Equations \(\ref{eqn:11.21a}\) and \(\ref{eqn:11.21b}\) are a pair of 2^nd order, coupled ODEs in unknowns \(y_{C}(t)\) and \(\theta(t)\). Just as Equations \(\ref{eqn:11.15}\), Equations \(\ref{eqn:11.21a}\) and \(\ref{eqn:11.21b}\) are described as being coupled because each equation contains both dependent variables and neither equation can be solved independently of the other. It is possible, though we will not bother doing it, to combine these two equations into a single 4^th order ODE in a single unknown function of time; therefore, this 2-DOF typical section is actually a 4th order system.

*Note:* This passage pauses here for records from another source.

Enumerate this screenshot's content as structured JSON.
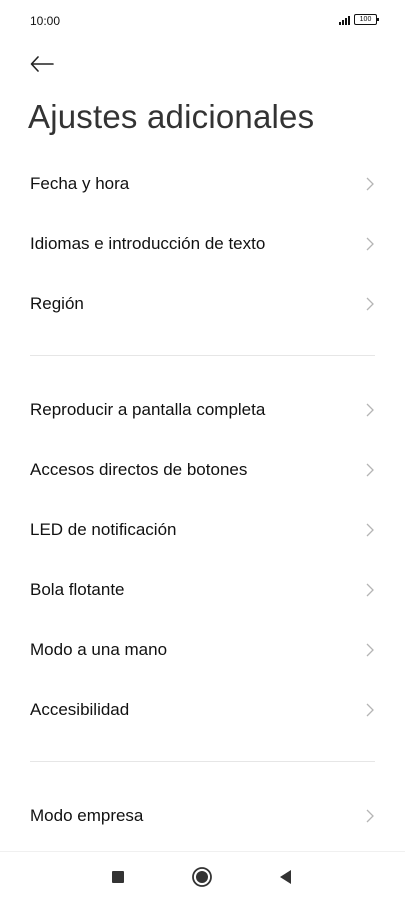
{
  "status_bar": {
    "time": "10:00",
    "battery": "100",
    "icons": [
      "signal-icon",
      "battery-icon"
    ]
  },
  "header": {
    "back_icon": "arrow-left-icon",
    "title": "Ajustes adicionales"
  },
  "menu": {
    "groups": [
      {
        "items": [
          {
            "label": "Fecha y hora"
          },
          {
            "label": "Idiomas e introducción de texto"
          },
          {
            "label": "Región"
          }
        ]
      },
      {
        "items": [
          {
            "label": "Reproducir a pantalla completa"
          },
          {
            "label": "Accesos directos de botones"
          },
          {
            "label": "LED de notificación"
          },
          {
            "label": "Bola flotante"
          },
          {
            "label": "Modo a una mano"
          },
          {
            "label": "Accesibilidad"
          }
        ]
      },
      {
        "items": [
          {
            "label": "Modo empresa"
          }
        ]
      }
    ],
    "chevron_icon": "chevron-right-icon"
  },
  "nav_bar": {
    "buttons": [
      "recents-square-icon",
      "home-circle-icon",
      "back-triangle-icon"
    ]
  },
  "colors": {
    "background": "#ffffff",
    "text": "#111111",
    "title": "#333333",
    "chevron": "#b5b5b5",
    "divider": "#e6e6e6"
  }
}
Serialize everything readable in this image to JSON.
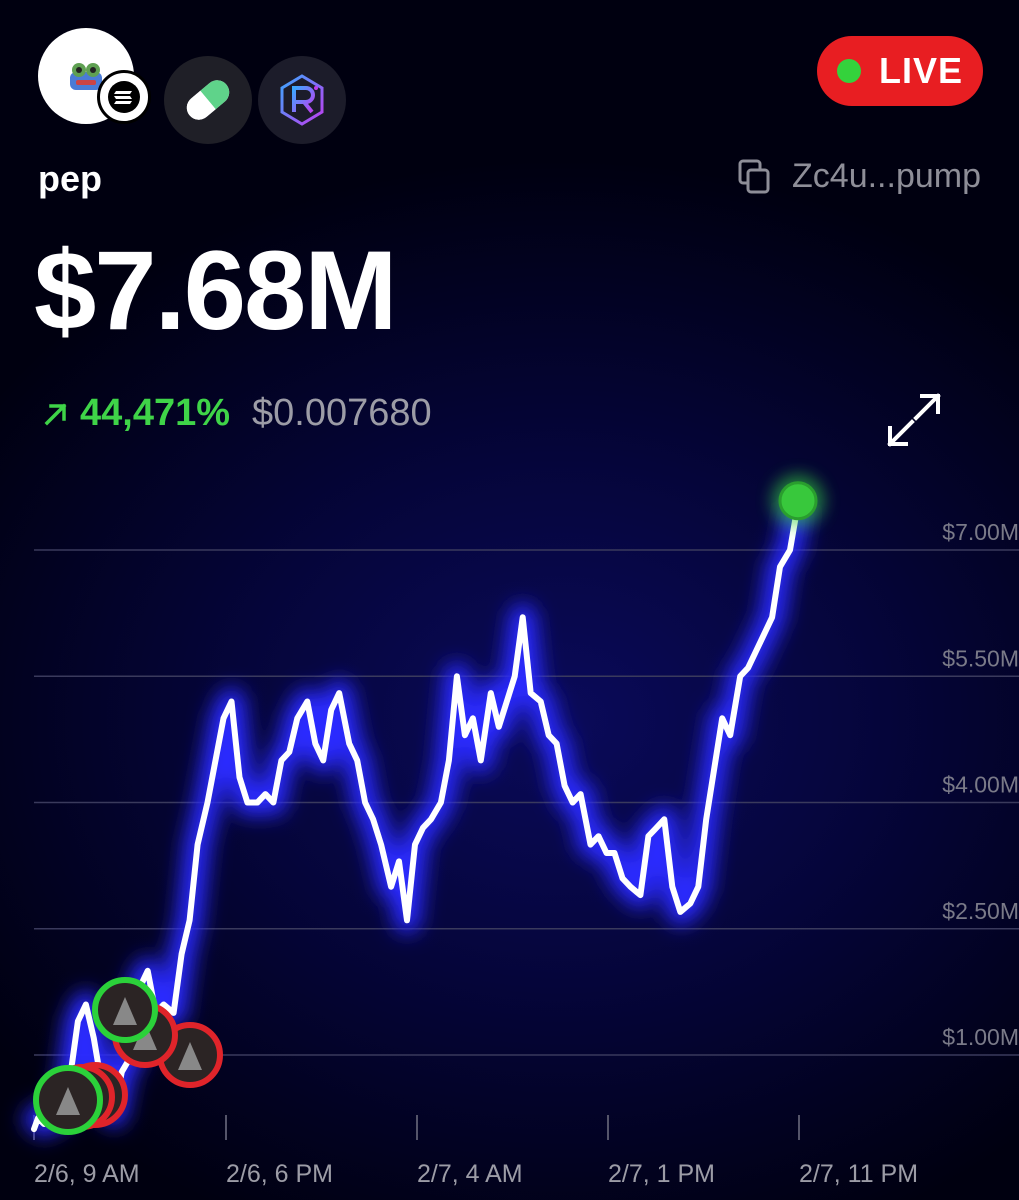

It is appropriate and common also to express the set of ODEs Equations \(\ref{eqn:11.21a}\) and \(\ref{eqn:11.21b}\) in matrix form:

\[\overbrace{\left[\begin{array}{cc}
m & 0 \\
0 & J_{C}
\end{array}\right]}^{\text {inertia matrix }}\left[\begin{array}{c}
\ddot{y}_{C} \\
\ddot{\theta}
\end{array}\right] + \overbrace{\left[\begin{array}{cc}
k_{y} & -r k_{y} \\
-r k_{y} & k_{\theta}+r^{2} k_{y}
\end{array}\right]}^{\text{structural stiffness matrix}}\left[\begin{array}{c}
y_{C} \\
\theta
\end{array}\right] = \left[\begin{array}{c}
F_{L}(t) \\
(e-r) F_{L}(t)+M_{A C}(t)
\end{array}\right] \label{eqn:11.22} \]

The labeled left-hand-side coefficient matrices of Equation \(\ref{eqn:11.22}\) are typical for structural dynamic systems, and they exhibit some important general properties. The inertia matrix in this case is diagonal; more generally, it will be non-diagonal but symmetric. The inertia matrix will always be positive definite because all matter has positive mass; therefore, the determinant of the inertia matrix will always be positive. In Equation \(\ref{eqn:11.22}\), that determinant is simply the product \(m J_{C}>0\). The structural stiffness matrix in Equation \(\ref{eqn:11.22}\) is symmetric, and this is a general property resulting from linearity between applied actions and structural deformations. Moreover, if a structure is restrained by grounded supports, such as the rotational spring \(k_{\theta}\) and translational spring \(k_{y}\) of the typical section, then each of the diagonal elements of the stiffness matrix will be positive, and the stiffness matrix itself will be positive definite. You can check easily that the determinant of the stiffness matrix in Equation \(\ref{eqn:11.22}\) is the product \(k_{y} k_{\theta}>0\). The coupling between vertical translation \(y_{C}(t)\) and pitching rotation \(\theta(t)\) of the typical section is both produced by and displayed by the non-zero off-diagonal terms of the stiffness matrix, each being \(-r k_{y}\).